Podpis w logice kampanii
Taką doraźną reakcją była też ustawa kagańcowa. Rząd zaskoczyła reakcja sądów na orzeczenie TSUE w sprawie Izby Dyscyplinarnej i nowej KRS. Gdy sędziowie, postępując zgodnie z wytycznymi europejskiego Trybunału, zaczęli podważać prawomocność kluczowych dla reform PiS instytucji, obóz rządzący przestraszył się i uznał, że potrzebuje ekstra środków, by uciszyć sędziowski bunt. Stąd wyciągnięty z kapelusza poselski projekt trzech młodych polityków Solidarnej Polski - Sebastiana Kalety, Jana Kanthaka i Jacka Ozdoby.
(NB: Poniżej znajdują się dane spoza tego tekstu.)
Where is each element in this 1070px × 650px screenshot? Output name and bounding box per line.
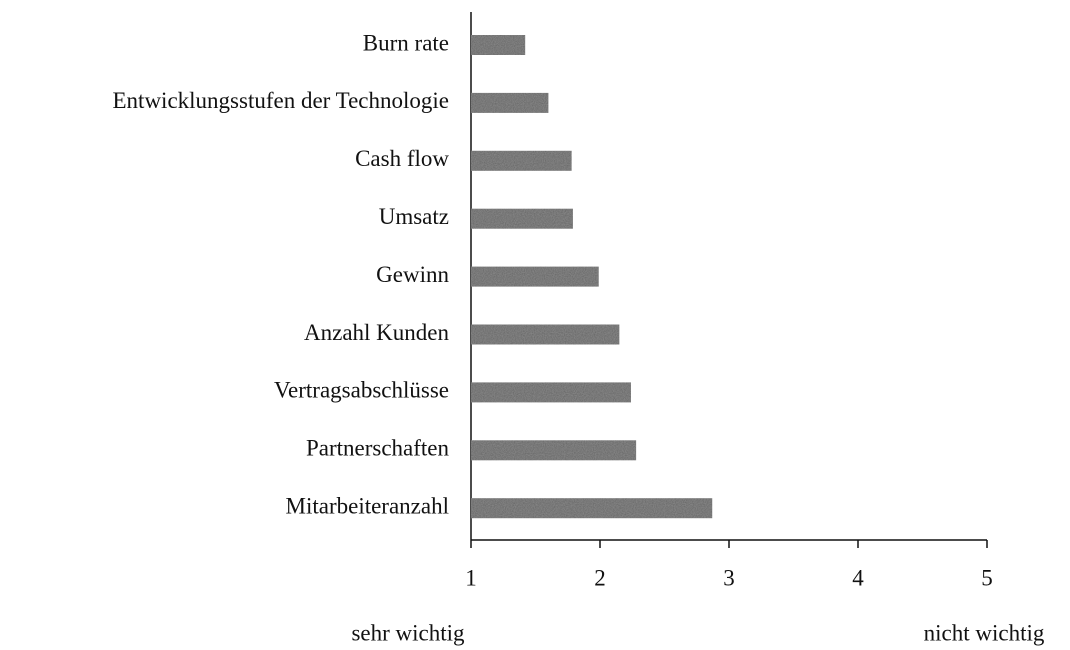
bar xyxy=(471,35,526,55)
y-tick-label: Partnerschaften xyxy=(306,436,450,461)
y-tick-label: Burn rate xyxy=(363,30,449,55)
y-tick-label: Vertragsabschlüsse xyxy=(274,378,449,403)
annotation: nicht wichtig xyxy=(924,620,1045,645)
bar xyxy=(471,498,713,519)
x-tick-label: 1 xyxy=(465,565,477,590)
y-tick-label: Cash flow xyxy=(355,146,449,171)
y-tick-label: Entwicklungsstufen der Technologie xyxy=(113,88,450,113)
annotation: sehr wichtig xyxy=(351,620,465,645)
x-tick-label: 2 xyxy=(594,565,606,590)
x-tick-label: 5 xyxy=(981,565,993,590)
bar xyxy=(471,440,637,461)
x-tick-label: 3 xyxy=(723,565,735,590)
bar xyxy=(471,92,549,113)
bar xyxy=(471,208,573,229)
y-tick-label: Umsatz xyxy=(379,204,449,229)
y-tick-label: Anzahl Kunden xyxy=(304,320,449,345)
y-tick-label: Gewinn xyxy=(376,262,449,287)
bar xyxy=(471,266,599,287)
bar xyxy=(471,150,572,171)
y-tick-label: Mitarbeiteranzahl xyxy=(286,493,449,518)
bar xyxy=(471,324,620,345)
bar xyxy=(471,382,631,403)
x-tick-label: 4 xyxy=(852,565,864,590)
Podpis prezydenta Dudy pod ustawą realizuje za to inny plan: wyborczy. Choć wyborów prezydenckich jeszcze oficjalnie nie ogłoszono, to od kilku tygodni prezydent Duda funkcjonuje w kampanijnym trybie. Widać też pomału jaka będzie jego taktyka w pierwszej turze wyborów. Duda gra tu przede wszystkim o mobilizację własnego twardego elektoratu, oraz o pochłonięcie tych wyborców, którzy dziś deklarują głosowanie na Bosaka albo poważnie to rozważają. Sztab prezydenta założył jak widać, że do lewicowych i liberalnych wyborców Duda, mając za sobą takiej pięć lat, jakie miał, i tak nie dotrze i trzeba postawić na maksymalną mobilizację prawicowego elektoratu: od Konfederacji po Kukiza i część wyborców PSL. Szyderstwa z jakimi liberalna opinia publiczna przyjęła deklaracje prezydenta z poniedziałkowego wywiadu dla "Wprost" o tym, iż "rozważałby podpisanie ustawy o związkach partnerskich", pokazują, że te kalkulacje mogą nie być bez racji.
Zobacz też: Nieobecny Jarosław Kaczyński. "To źle się skończy dla PiS"
Część analityków, np. Antoni Dudek, stawia tezę, iż PiS założyło, że Duda musi wygrać już w pierwszej turze, by w drugiej nie dopuścić do nieprzewidywalnego plebiscytu "za czy przeciw PiS". W tym celu prezydent musi maksymalnie zmobilizować własną bazę i pożreć Bosaka. By to się udało, prezydent nie może uchodzić za „miękkiego” w sprawie "sędziowskiej kasty" - a elektorat z Klubów "Gazety Polskiej" wciąż pamięta mu dwa sądowe weta z 2017 roku.
Niebezpieczny kaganiec
Problem w tym, że to, co racjonalne z punktu widzenia logiki kampanii niekoniecznie musi być racjonalne z punktu widzenia państwa. A prezydent, jako jego najwyższy urzędnik i strażnik konstytucji ponosi odpowiedzialność za całe państwo, nie tylko za własną reelekcję. Ustawa dyscyplinująca jest tymczasem dla państwa katastrofą. Zaburza konstytucyjną równowagę władz, na jakiej opierają się współczesne liberalne demokracje. Daje władzy narzędzia dyscyplinowania sędziów, z których nie może wyniknąć nic dobrego.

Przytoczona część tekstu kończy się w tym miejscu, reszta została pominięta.